For self driving cars, the controls are pretty similar, even across car models. Gas, brakes, and steering. It doesn't happen that a supplier ran out of engines and a decision is made to replace the car's propulsion by jet engines, thrust vectoring, or a hovercraft. It doesn't matter too much for self driving cars to be within 0.1 inches of the center of the road, but if your electrical components are offset by 0.1 inches or there's 0.1 fluid ounces too much glue because this batch of glue is more liquid than the previous one, the electronics probably won't work in the end.

3 comments

And yet if you look at what actual experts, that aren't trying to sell anything are saying, like automotive testing bodies (EuroNCAP, ADAC, FIA, etc) the consensus is that self-driving cars are at least 15 years away. The gap between reality and what salesmen have sold to common people is gigantic.
Also the R&D budget for self-driving cars is bottomless.

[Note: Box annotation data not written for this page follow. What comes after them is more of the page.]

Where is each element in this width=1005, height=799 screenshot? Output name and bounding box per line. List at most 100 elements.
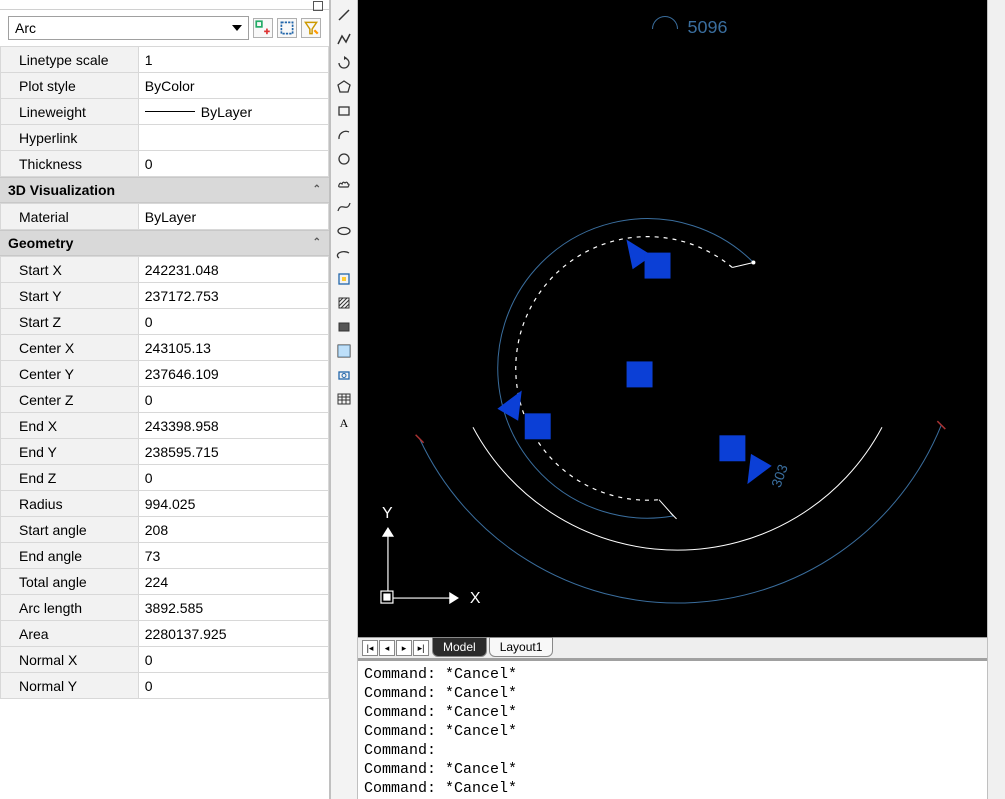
- tool-rect2-icon[interactable]: [333, 316, 355, 338]
- prop-label: Normal Y: [1, 673, 139, 699]
- tab-next-button[interactable]: ▸: [396, 640, 412, 656]
- prop-value[interactable]: 0: [138, 309, 328, 335]
- command-line[interactable]: Command: *Cancel* Command: *Cancel* Comm…: [358, 659, 987, 799]
- prop-row: LineweightByLayer: [1, 99, 329, 125]
- prop-row: Start angle208: [1, 517, 329, 543]
- prop-value[interactable]: 2280137.925: [138, 621, 328, 647]
- scrollbar-right[interactable]: [987, 0, 1005, 799]
- collapse-icon: ⌃: [313, 237, 321, 248]
- prop-row: Normal X0: [1, 647, 329, 673]
- dropdown-icon: [232, 25, 242, 31]
- prop-row: Linetype scale1: [1, 47, 329, 73]
- prop-value[interactable]: 237172.753: [138, 283, 328, 309]
- tab-model[interactable]: Model: [432, 637, 487, 657]
- prop-value[interactable]: 242231.048: [138, 257, 328, 283]
- tool-hatch-icon[interactable]: [333, 292, 355, 314]
- prop-label: Radius: [1, 491, 139, 517]
- prop-row: Arc length3892.585: [1, 595, 329, 621]
- pickadd-button[interactable]: [253, 18, 273, 38]
- tool-spline-icon[interactable]: [333, 196, 355, 218]
- prop-label: Start Y: [1, 283, 139, 309]
- prop-value[interactable]: 238595.715: [138, 439, 328, 465]
- prop-row: End Y238595.715: [1, 439, 329, 465]
- prop-label: Start angle: [1, 517, 139, 543]
- tool-text-icon[interactable]: A: [333, 412, 355, 434]
- prop-value[interactable]: ByLayer: [138, 204, 328, 230]
- prop-label: Hyperlink: [1, 125, 139, 151]
- prop-value[interactable]: 0: [138, 673, 328, 699]
- prop-label: End Z: [1, 465, 139, 491]
- prop-row: Plot styleByColor: [1, 73, 329, 99]
- prop-label: Plot style: [1, 73, 139, 99]
- properties-scroll[interactable]: Linetype scale1Plot styleByColorLineweig…: [0, 46, 329, 799]
- prop-value[interactable]: 994.025: [138, 491, 328, 517]
- prop-label: Linetype scale: [1, 47, 139, 73]
- prop-label: Start Z: [1, 309, 139, 335]
- prop-row: Hyperlink: [1, 125, 329, 151]
- prop-value[interactable]: ByColor: [138, 73, 328, 99]
- tool-ellipse-icon[interactable]: [333, 220, 355, 242]
- svg-text:X: X: [470, 590, 481, 607]
- prop-label: Center Z: [1, 387, 139, 413]
- prop-row: Thickness0: [1, 151, 329, 177]
- prop-value[interactable]: 243105.13: [138, 335, 328, 361]
- prop-label: Area: [1, 621, 139, 647]
- prop-label: Start X: [1, 257, 139, 283]
- tab-prev-button[interactable]: ◂: [379, 640, 395, 656]
- select-objects-button[interactable]: [277, 18, 297, 38]
- prop-value[interactable]: ByLayer: [138, 99, 328, 125]
- tool-circle-icon[interactable]: [333, 148, 355, 170]
- object-type-select[interactable]: Arc: [8, 16, 249, 40]
- tab-layout1[interactable]: Layout1: [489, 637, 554, 657]
- prop-value[interactable]: 224: [138, 569, 328, 595]
- prop-label: End Y: [1, 439, 139, 465]
- prop-value[interactable]: 0: [138, 151, 328, 177]
- svg-text:Y: Y: [382, 505, 393, 522]
- prop-value[interactable]: 73: [138, 543, 328, 569]
- tool-fill-icon[interactable]: [333, 340, 355, 362]
- collapse-icon: ⌃: [313, 184, 321, 195]
- prop-row: End angle73: [1, 543, 329, 569]
- prop-value[interactable]: 0: [138, 387, 328, 413]
- tool-cam-icon[interactable]: [333, 364, 355, 386]
- prop-value[interactable]: 243398.958: [138, 413, 328, 439]
- tool-line-icon[interactable]: [333, 4, 355, 26]
- properties-panel: Arc Linetype scale1Plot styleByColorLine…: [0, 0, 330, 799]
- svg-text:5096: 5096: [687, 17, 727, 37]
- prop-value[interactable]: 237646.109: [138, 361, 328, 387]
- prop-value[interactable]: 3892.585: [138, 595, 328, 621]
- quick-select-button[interactable]: [301, 18, 321, 38]
- tab-last-button[interactable]: ▸|: [413, 640, 429, 656]
- tool-insert-icon[interactable]: [333, 268, 355, 290]
- prop-value[interactable]: 1: [138, 47, 328, 73]
- tool-table-icon[interactable]: [333, 388, 355, 410]
- prop-row: End X243398.958: [1, 413, 329, 439]
- prop-row: Center Y237646.109: [1, 361, 329, 387]
- prop-label: Total angle: [1, 569, 139, 595]
- prop-label: Material: [1, 204, 139, 230]
- prop-label: Center X: [1, 335, 139, 361]
- prop-row: End Z0: [1, 465, 329, 491]
- prop-label: End angle: [1, 543, 139, 569]
- prop-value[interactable]: [138, 125, 328, 151]
- prop-row: Center X243105.13: [1, 335, 329, 361]
- drawing-viewport[interactable]: 5096303 X Y: [358, 0, 987, 637]
- section-3dviz[interactable]: 3D Visualization ⌃: [0, 177, 329, 203]
- prop-value[interactable]: 0: [138, 465, 328, 491]
- prop-label: End X: [1, 413, 139, 439]
- tool-rotate-icon[interactable]: [333, 52, 355, 74]
- prop-row: Start X242231.048: [1, 257, 329, 283]
- prop-value[interactable]: 208: [138, 517, 328, 543]
- tool-earc-icon[interactable]: [333, 244, 355, 266]
- geometry-table: Start X242231.048Start Y237172.753Start …: [0, 256, 329, 699]
- tool-polyline-icon[interactable]: [333, 28, 355, 50]
- tool-arc-icon[interactable]: [333, 124, 355, 146]
- tab-first-button[interactable]: |◂: [362, 640, 378, 656]
- tool-revcloud-icon[interactable]: [333, 172, 355, 194]
- layout-tabbar: |◂ ◂ ▸ ▸| Model Layout1: [358, 637, 987, 659]
- prop-value[interactable]: 0: [138, 647, 328, 673]
- tool-rect-icon[interactable]: [333, 100, 355, 122]
- prop-label: Arc length: [1, 595, 139, 621]
- section-geometry[interactable]: Geometry ⌃: [0, 230, 329, 256]
- tool-polygon-icon[interactable]: [333, 76, 355, 98]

There's a limit to the R&D budget for assembling THIS year's iphone, above which it's just better to use humans.

Apple manufacturing budget >> Self driving car r&d budget.
My comment was not about robotics but about detecting when things had gone wrong. Again, the manufacturing lines are in a very controlled environment - loaded with sensors, compute power, perfect lighting, humidity etc. Compare that to the noisy world of roads, traffic, weather and humans.